If an attacker is able to edit this ConfigMap, they could redirect DNS traffic. In the following example, running kubectl exec -it tcpdump -- nslookup grahamhelton.com returns the name servers of grahamhelton.com

  • 18.165.83.26
  • 18.165.83.67
  • 18.165.83.47
  • 18.165.83.124

Running nslookup outside of a pod returns the same results.

The CoreDNS config map file can be queried using kubectl get configmap coredns -n kube-system -o yaml.

If an attacker can edit this ConfigMap, they can add a rewrite rule that redirects traffic from grahamhelton.com to kubenomicon.com by adding in rewrite name grahamhelton.com kubenomicon.com into the config map.

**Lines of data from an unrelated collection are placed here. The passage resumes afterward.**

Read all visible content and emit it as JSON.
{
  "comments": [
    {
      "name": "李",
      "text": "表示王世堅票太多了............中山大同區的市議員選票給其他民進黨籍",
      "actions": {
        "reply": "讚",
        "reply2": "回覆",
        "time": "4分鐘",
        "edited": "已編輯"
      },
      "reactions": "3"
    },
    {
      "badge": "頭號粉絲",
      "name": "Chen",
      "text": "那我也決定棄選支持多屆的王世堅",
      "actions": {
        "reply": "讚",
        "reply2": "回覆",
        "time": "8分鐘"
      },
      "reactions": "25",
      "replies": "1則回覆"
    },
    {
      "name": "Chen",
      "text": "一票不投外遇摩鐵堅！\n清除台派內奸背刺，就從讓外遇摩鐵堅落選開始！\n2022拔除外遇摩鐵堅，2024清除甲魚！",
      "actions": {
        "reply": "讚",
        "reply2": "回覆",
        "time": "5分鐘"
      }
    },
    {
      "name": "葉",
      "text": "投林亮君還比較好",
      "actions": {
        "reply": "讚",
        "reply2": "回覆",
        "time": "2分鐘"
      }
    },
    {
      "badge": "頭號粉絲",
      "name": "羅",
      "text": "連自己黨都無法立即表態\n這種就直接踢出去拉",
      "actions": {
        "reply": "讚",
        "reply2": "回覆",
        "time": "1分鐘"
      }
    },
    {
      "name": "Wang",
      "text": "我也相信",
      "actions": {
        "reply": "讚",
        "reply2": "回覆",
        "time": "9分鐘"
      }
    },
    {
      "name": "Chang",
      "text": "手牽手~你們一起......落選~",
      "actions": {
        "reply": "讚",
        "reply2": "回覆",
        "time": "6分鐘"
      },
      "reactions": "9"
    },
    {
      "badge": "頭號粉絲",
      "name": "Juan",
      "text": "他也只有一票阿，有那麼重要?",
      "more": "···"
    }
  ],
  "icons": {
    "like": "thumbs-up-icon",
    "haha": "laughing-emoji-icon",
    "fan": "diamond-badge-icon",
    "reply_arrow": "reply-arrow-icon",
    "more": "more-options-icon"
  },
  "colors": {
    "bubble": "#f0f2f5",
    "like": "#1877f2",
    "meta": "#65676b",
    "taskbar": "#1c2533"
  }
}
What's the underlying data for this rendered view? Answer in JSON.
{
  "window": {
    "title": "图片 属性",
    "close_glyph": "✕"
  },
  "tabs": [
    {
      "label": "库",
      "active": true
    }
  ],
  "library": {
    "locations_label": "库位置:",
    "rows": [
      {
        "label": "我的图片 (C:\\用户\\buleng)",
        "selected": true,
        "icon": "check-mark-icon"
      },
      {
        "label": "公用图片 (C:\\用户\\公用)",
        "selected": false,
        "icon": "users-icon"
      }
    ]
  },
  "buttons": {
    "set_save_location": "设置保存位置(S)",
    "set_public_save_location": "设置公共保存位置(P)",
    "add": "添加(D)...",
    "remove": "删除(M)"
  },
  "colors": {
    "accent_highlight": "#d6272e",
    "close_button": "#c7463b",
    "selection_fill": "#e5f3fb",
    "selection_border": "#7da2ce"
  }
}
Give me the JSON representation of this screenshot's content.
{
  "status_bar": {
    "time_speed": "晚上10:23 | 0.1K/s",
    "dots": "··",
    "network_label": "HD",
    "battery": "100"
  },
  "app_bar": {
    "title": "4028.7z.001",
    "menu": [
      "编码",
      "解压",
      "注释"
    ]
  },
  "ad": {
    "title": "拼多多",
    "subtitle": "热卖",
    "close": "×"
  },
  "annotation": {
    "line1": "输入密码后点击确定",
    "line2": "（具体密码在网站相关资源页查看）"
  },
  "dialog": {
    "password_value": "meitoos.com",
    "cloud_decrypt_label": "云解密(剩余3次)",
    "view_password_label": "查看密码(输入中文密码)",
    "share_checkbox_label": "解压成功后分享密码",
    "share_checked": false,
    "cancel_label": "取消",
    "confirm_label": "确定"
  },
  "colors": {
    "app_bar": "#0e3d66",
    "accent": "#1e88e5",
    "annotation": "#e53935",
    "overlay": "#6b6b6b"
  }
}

Editing the config map can be accomplished by running kubectl get configmap coredns -n kube-system -o yaml > poison_dns.yaml, manually adding the file, and then running kubectl apply -f poison_dns.yaml, or by running kubectl edit configmap coredns -n kube-system and making changes.

Once the ConfigMap has been edited, CoreDNS usually needs to be restarted. To do so run kubectl rollout restart -n kube-system deployment/coredns. Finally, we can re-run the previous nslookup command inside a pod to prove that our traffic to grahamhelton.com will be routed to kubenomicon.com by running kubectl exec -it tcpdump -- nslookup grahamhelton.com. This time, instead of the name servers being returned being the valid name server for grahamhelton.com, they are instead the name server for kubenomicon.com.